De schriftelijke neerslag van de uitzending wordt bewaard in het archief van Van Dis. Niet enkel Breytenbach, maar ook Mazisi Kunene (1930-2006), leider van het African United Front in Londen, is bij die gelegenheid geïnterviewd. In de aankondiging van het dubbelinterview maakt Van Dis zijn standpunt tegenover apartheid duidelijk:

De gemiddelde Nederlander weet iets van de zwarte in Zuid-Afrika door de apartheidspolitiek, maar heeft nauwelijks kennis van Zuid-Afrikaanse culturele producten. […] Vandaag zitten hier ogenschijnlijk twee uitersten tesamen. Een echte Zoeloe en een echte Afrikaner, maar dat verschil willen we niet zo benadrukken. Ze zijn beide Zuidafrikaner, beide ballingen.

Met deze openingszinnen is de toon van het interview meteen gezet. De nadruk ligt sterk op de antiapartheidsstrijd(ers). Het hoeft dan ook niet te verbazen dat de uitzending zowel voor als na Breytenbachs arrestatie en detentie heeft gezorgd voor overwegend politieke aandacht voor de schrijver in Nederland. Dit document laat zien dat niet enkel bekroningen, krantenrecensies, vertalingen, publieke optredens en commerciële uitgaven een bepalende rol gespeeld hebben in de beeldvorming over de dichter en diens rol in de (Nederlandse) antiapartheidsbeweging als politieke gevangene van het racistisch regime van Pretoria.

‘Strijd om Skryt

Artikel ‘Strijd om Skryt’, Delpher online (geraadpleegd op 12/12/2023).

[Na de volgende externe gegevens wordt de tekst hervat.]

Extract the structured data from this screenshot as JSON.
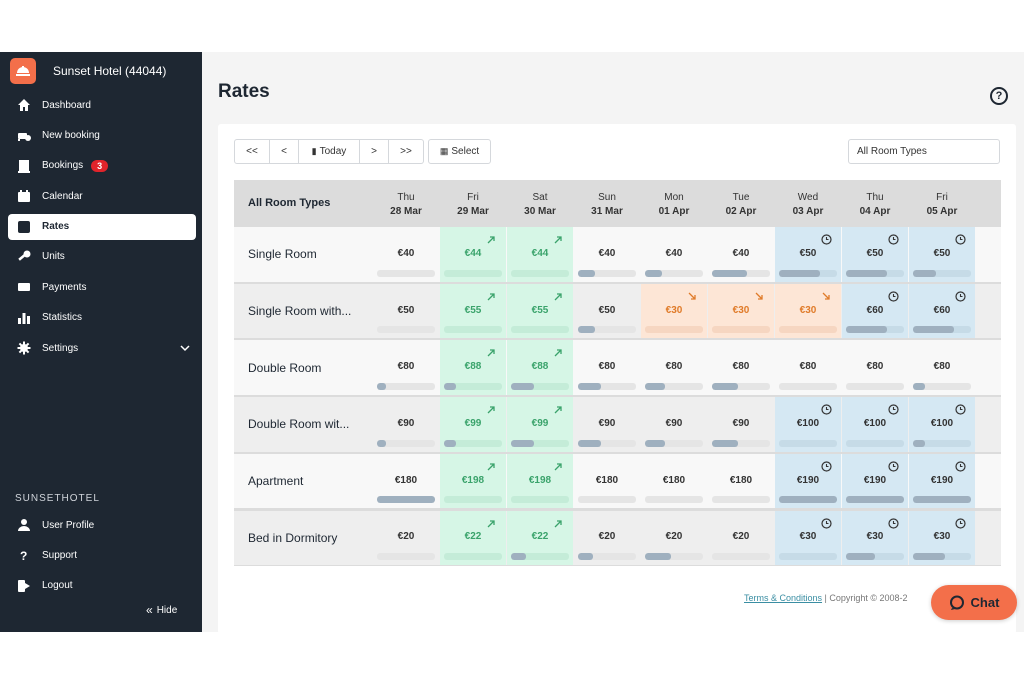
{
  "hotel": {
    "name": "Sunset Hotel (44044)"
  },
  "sidebar": {
    "items": [
      {
        "key": "dashboard",
        "label": "Dashboard",
        "icon": "home-icon"
      },
      {
        "key": "new-booking",
        "label": "New booking",
        "icon": "bed-plus-icon"
      },
      {
        "key": "bookings",
        "label": "Bookings",
        "icon": "building-icon",
        "badge": "3"
      },
      {
        "key": "calendar",
        "label": "Calendar",
        "icon": "calendar-icon"
      },
      {
        "key": "rates",
        "label": "Rates",
        "icon": "dollar-icon",
        "active": true
      },
      {
        "key": "units",
        "label": "Units",
        "icon": "key-icon"
      },
      {
        "key": "payments",
        "label": "Payments",
        "icon": "card-icon"
      },
      {
        "key": "statistics",
        "label": "Statistics",
        "icon": "bar-chart-icon"
      },
      {
        "key": "settings",
        "label": "Settings",
        "icon": "gear-icon"
      }
    ],
    "section_label": "SUNSETHOTEL",
    "bottom_items": [
      {
        "key": "user-profile",
        "label": "User Profile",
        "icon": "user-icon"
      },
      {
        "key": "support",
        "label": "Support",
        "icon": "question-icon"
      },
      {
        "key": "logout",
        "label": "Logout",
        "icon": "logout-icon"
      }
    ],
    "hide_label": "Hide"
  },
  "page": {
    "title": "Rates"
  },
  "toolbar": {
    "first_label": "<<",
    "prev_label": "<",
    "today_label": "Today",
    "next_label": ">",
    "last_label": ">>",
    "select_label": "Select",
    "room_type_filter": "All Room Types"
  },
  "grid": {
    "header_label": "All Room Types",
    "days": [
      {
        "weekday": "Thu",
        "date": "28 Mar"
      },
      {
        "weekday": "Fri",
        "date": "29 Mar"
      },
      {
        "weekday": "Sat",
        "date": "30 Mar"
      },
      {
        "weekday": "Sun",
        "date": "31 Mar"
      },
      {
        "weekday": "Mon",
        "date": "01 Apr"
      },
      {
        "weekday": "Tue",
        "date": "02 Apr"
      },
      {
        "weekday": "Wed",
        "date": "03 Apr"
      },
      {
        "weekday": "Thu",
        "date": "04 Apr"
      },
      {
        "weekday": "Fri",
        "date": "05 Apr"
      }
    ],
    "rows": [
      {
        "name": "Single Room",
        "cells": [
          {
            "price": "€40",
            "status": "normal",
            "occupancy": 0.0
          },
          {
            "price": "€44",
            "status": "up",
            "occupancy": 0.0
          },
          {
            "price": "€44",
            "status": "up",
            "occupancy": 0.0
          },
          {
            "price": "€40",
            "status": "normal",
            "occupancy": 0.3
          },
          {
            "price": "€40",
            "status": "normal",
            "occupancy": 0.3
          },
          {
            "price": "€40",
            "status": "normal",
            "occupancy": 0.6
          },
          {
            "price": "€50",
            "status": "clock",
            "occupancy": 0.7
          },
          {
            "price": "€50",
            "status": "clock",
            "occupancy": 0.7
          },
          {
            "price": "€50",
            "status": "clock",
            "occupancy": 0.4
          }
        ]
      },
      {
        "name": "Single Room with...",
        "cells": [
          {
            "price": "€50",
            "status": "normal",
            "occupancy": 0.0
          },
          {
            "price": "€55",
            "status": "up",
            "occupancy": 0.0
          },
          {
            "price": "€55",
            "status": "up",
            "occupancy": 0.0
          },
          {
            "price": "€50",
            "status": "normal",
            "occupancy": 0.3
          },
          {
            "price": "€30",
            "status": "down",
            "occupancy": 0.0
          },
          {
            "price": "€30",
            "status": "down",
            "occupancy": 0.0
          },
          {
            "price": "€30",
            "status": "down",
            "occupancy": 0.0
          },
          {
            "price": "€60",
            "status": "clock",
            "occupancy": 0.7
          },
          {
            "price": "€60",
            "status": "clock",
            "occupancy": 0.7
          }
        ]
      },
      {
        "name": "Double Room",
        "cells": [
          {
            "price": "€80",
            "status": "normal",
            "occupancy": 0.15
          },
          {
            "price": "€88",
            "status": "up",
            "occupancy": 0.2
          },
          {
            "price": "€88",
            "status": "up",
            "occupancy": 0.4
          },
          {
            "price": "€80",
            "status": "normal",
            "occupancy": 0.4
          },
          {
            "price": "€80",
            "status": "normal",
            "occupancy": 0.35
          },
          {
            "price": "€80",
            "status": "normal",
            "occupancy": 0.45
          },
          {
            "price": "€80",
            "status": "normal",
            "occupancy": 0.0
          },
          {
            "price": "€80",
            "status": "normal",
            "occupancy": 0.0
          },
          {
            "price": "€80",
            "status": "normal",
            "occupancy": 0.2
          }
        ]
      },
      {
        "name": "Double Room wit...",
        "cells": [
          {
            "price": "€90",
            "status": "normal",
            "occupancy": 0.15
          },
          {
            "price": "€99",
            "status": "up",
            "occupancy": 0.2
          },
          {
            "price": "€99",
            "status": "up",
            "occupancy": 0.4
          },
          {
            "price": "€90",
            "status": "normal",
            "occupancy": 0.4
          },
          {
            "price": "€90",
            "status": "normal",
            "occupancy": 0.35
          },
          {
            "price": "€90",
            "status": "normal",
            "occupancy": 0.45
          },
          {
            "price": "€100",
            "status": "clock",
            "occupancy": 0.0
          },
          {
            "price": "€100",
            "status": "clock",
            "occupancy": 0.0
          },
          {
            "price": "€100",
            "status": "clock",
            "occupancy": 0.2
          }
        ]
      },
      {
        "name": "Apartment",
        "cells": [
          {
            "price": "€180",
            "status": "normal",
            "occupancy": 1.0
          },
          {
            "price": "€198",
            "status": "up",
            "occupancy": 0.0
          },
          {
            "price": "€198",
            "status": "up",
            "occupancy": 0.0
          },
          {
            "price": "€180",
            "status": "normal",
            "occupancy": 0.0
          },
          {
            "price": "€180",
            "status": "normal",
            "occupancy": 0.0
          },
          {
            "price": "€180",
            "status": "normal",
            "occupancy": 0.0
          },
          {
            "price": "€190",
            "status": "clock",
            "occupancy": 1.0
          },
          {
            "price": "€190",
            "status": "clock",
            "occupancy": 1.0
          },
          {
            "price": "€190",
            "status": "clock",
            "occupancy": 1.0
          }
        ]
      },
      {
        "name": "Bed in Dormitory",
        "cells": [
          {
            "price": "€20",
            "status": "normal",
            "occupancy": 0.0
          },
          {
            "price": "€22",
            "status": "up",
            "occupancy": 0.0
          },
          {
            "price": "€22",
            "status": "up",
            "occupancy": 0.25
          },
          {
            "price": "€20",
            "status": "normal",
            "occupancy": 0.25
          },
          {
            "price": "€20",
            "status": "normal",
            "occupancy": 0.45
          },
          {
            "price": "€20",
            "status": "normal",
            "occupancy": 0.0
          },
          {
            "price": "€30",
            "status": "clock",
            "occupancy": 0.0
          },
          {
            "price": "€30",
            "status": "clock",
            "occupancy": 0.5
          },
          {
            "price": "€30",
            "status": "clock",
            "occupancy": 0.55
          }
        ]
      }
    ]
  },
  "footer": {
    "terms_label": "Terms & Conditions",
    "copyright": "| Copyright © 2008-2"
  },
  "chat": {
    "label": "Chat"
  },
  "colors": {
    "accent": "#f36f4a",
    "sidebar": "#1e2732",
    "up": "#d6f6e6",
    "down": "#fde6d6",
    "clock": "#d5e8f3",
    "badge": "#e0242b"
  }
}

Tenslotte is er nog één interessant document van vlak voor de arrestatie, een artikel van Van Dis in NRC Handelsblad gepubliceerd op 4 juli 1975, met als titel ‘Strijd om Skryt. Censuur in Zuid-Afrika wordt scherper’. Dit schreef de auteur naar aanleiding van het verbieden van de bundel Skryt in Zuid-Afrika één week voordien. Het dichtwerk verschijnt in het fonds van Meulenhoff in de serie van Poetry International. Over Breytenbachs aanwezigheid op Poetry schreef T’Sjoen (2019c) eerder. Van Dis slaat in het krantenstuk een verontwaardigde toon aan.

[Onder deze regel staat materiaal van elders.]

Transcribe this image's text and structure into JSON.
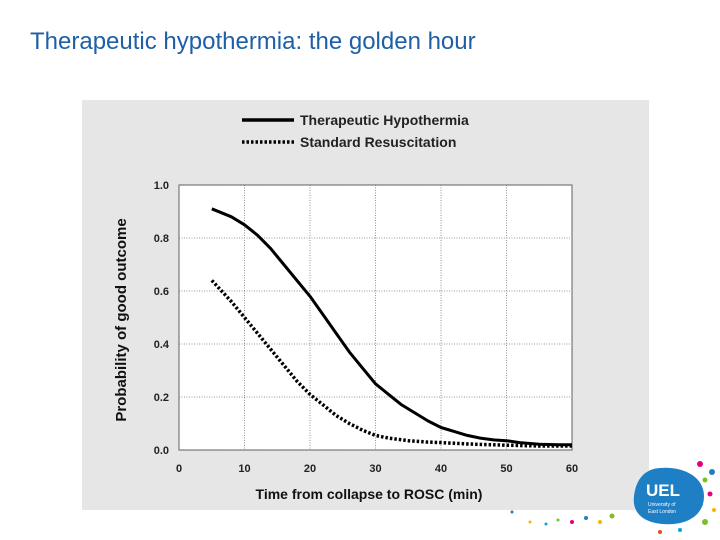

Afrikaanse werken werden voor 1975 zo goed als niet gecensureerd. Het eerste verboden boek is André P. Brinks Kennis van die aand (1973). Breytenbach zelf ontving ondanks zijn vaak opstandige poëzie meermaals literaire prijzen. Sinds april 1975, na het invoeren van een nieuwe censuurwet, lagen de kaarten anders. De Publikasieraad beloofde literatuur juridisch te beschermen, maar het tegendeel was het geval. Iedereen kon bij wijze van spreken een boek of de bezitter van een verboden boek aanklagen. Van Dis wijst op de schok in zowel Zuid-Afrika als in Nederland omtrent het verbieden van Afrikaanse literatuur op grond van van de politiek-ideologische lading van het Afrikaans:

Het Afrikaans is belangrijk voor de identiteit van de Afrikaner. De één meent dat de taal zijn Europeaanschap bevestigt, uiteindelijk is het Afrikaans een Nederlands derivaat. Voor progressieveren is het juist het enige dat hen aan Afrika bindt, omdat “sy hotnots-taal” in Afrika is ontstaan. […] Voor beiden is het Afrikaans de taal die hen cultureel van de Engelssprekende blanken onderscheidt.

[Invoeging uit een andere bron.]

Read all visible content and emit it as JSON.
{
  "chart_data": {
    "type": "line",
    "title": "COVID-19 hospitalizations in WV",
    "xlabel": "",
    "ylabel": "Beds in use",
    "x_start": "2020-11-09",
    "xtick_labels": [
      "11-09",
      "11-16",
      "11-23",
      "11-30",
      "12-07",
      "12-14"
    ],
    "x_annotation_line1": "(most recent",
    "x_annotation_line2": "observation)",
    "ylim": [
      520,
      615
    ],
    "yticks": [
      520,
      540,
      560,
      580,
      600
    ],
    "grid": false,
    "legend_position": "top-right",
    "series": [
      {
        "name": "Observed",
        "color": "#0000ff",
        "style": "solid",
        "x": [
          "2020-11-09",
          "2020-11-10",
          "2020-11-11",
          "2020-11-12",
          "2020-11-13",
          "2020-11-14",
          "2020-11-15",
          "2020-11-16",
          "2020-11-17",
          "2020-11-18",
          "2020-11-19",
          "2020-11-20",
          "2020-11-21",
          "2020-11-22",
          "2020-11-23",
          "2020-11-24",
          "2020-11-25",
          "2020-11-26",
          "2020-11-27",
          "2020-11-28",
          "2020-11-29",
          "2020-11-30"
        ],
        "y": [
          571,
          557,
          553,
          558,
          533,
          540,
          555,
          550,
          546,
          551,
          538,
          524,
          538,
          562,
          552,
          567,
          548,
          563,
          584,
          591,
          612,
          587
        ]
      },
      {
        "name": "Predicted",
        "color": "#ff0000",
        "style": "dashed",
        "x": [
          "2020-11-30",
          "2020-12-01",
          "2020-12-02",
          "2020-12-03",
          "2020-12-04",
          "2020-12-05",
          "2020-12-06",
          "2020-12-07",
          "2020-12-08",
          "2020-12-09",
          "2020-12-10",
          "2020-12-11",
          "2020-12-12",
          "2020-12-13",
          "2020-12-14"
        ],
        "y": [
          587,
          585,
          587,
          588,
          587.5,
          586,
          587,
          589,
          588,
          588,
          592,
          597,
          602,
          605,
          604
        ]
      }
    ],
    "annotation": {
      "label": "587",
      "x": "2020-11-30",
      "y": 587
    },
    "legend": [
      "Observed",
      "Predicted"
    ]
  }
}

Van Dis becommentarieert de problematische gevolgen van het verbod op Skryt en censuur in het algemeen. Universitaire docenten komen in moeilijkheden in hun colleges, maar vooral: het publiek wordt aangespoord tot het spelen van keurmeester. Van Dis geeft aan dat Breytenbach dit expliciet “een onderdeel van de algemene repressie” vindt. Van Dis, die het onheil voor Breytenbach al ziet naderen, voegt daar nog aan toe: dat het ook een waarschuwing is voor Breytenbach zelf. Op een weinig hoopvolle toon sluit hij af:

Zijn verhalenbundel “’n Seizoen in die paradijs” ligt nu op de persen en het is zeer de vraag of de Afrikaanse versie ooit licht zal zien.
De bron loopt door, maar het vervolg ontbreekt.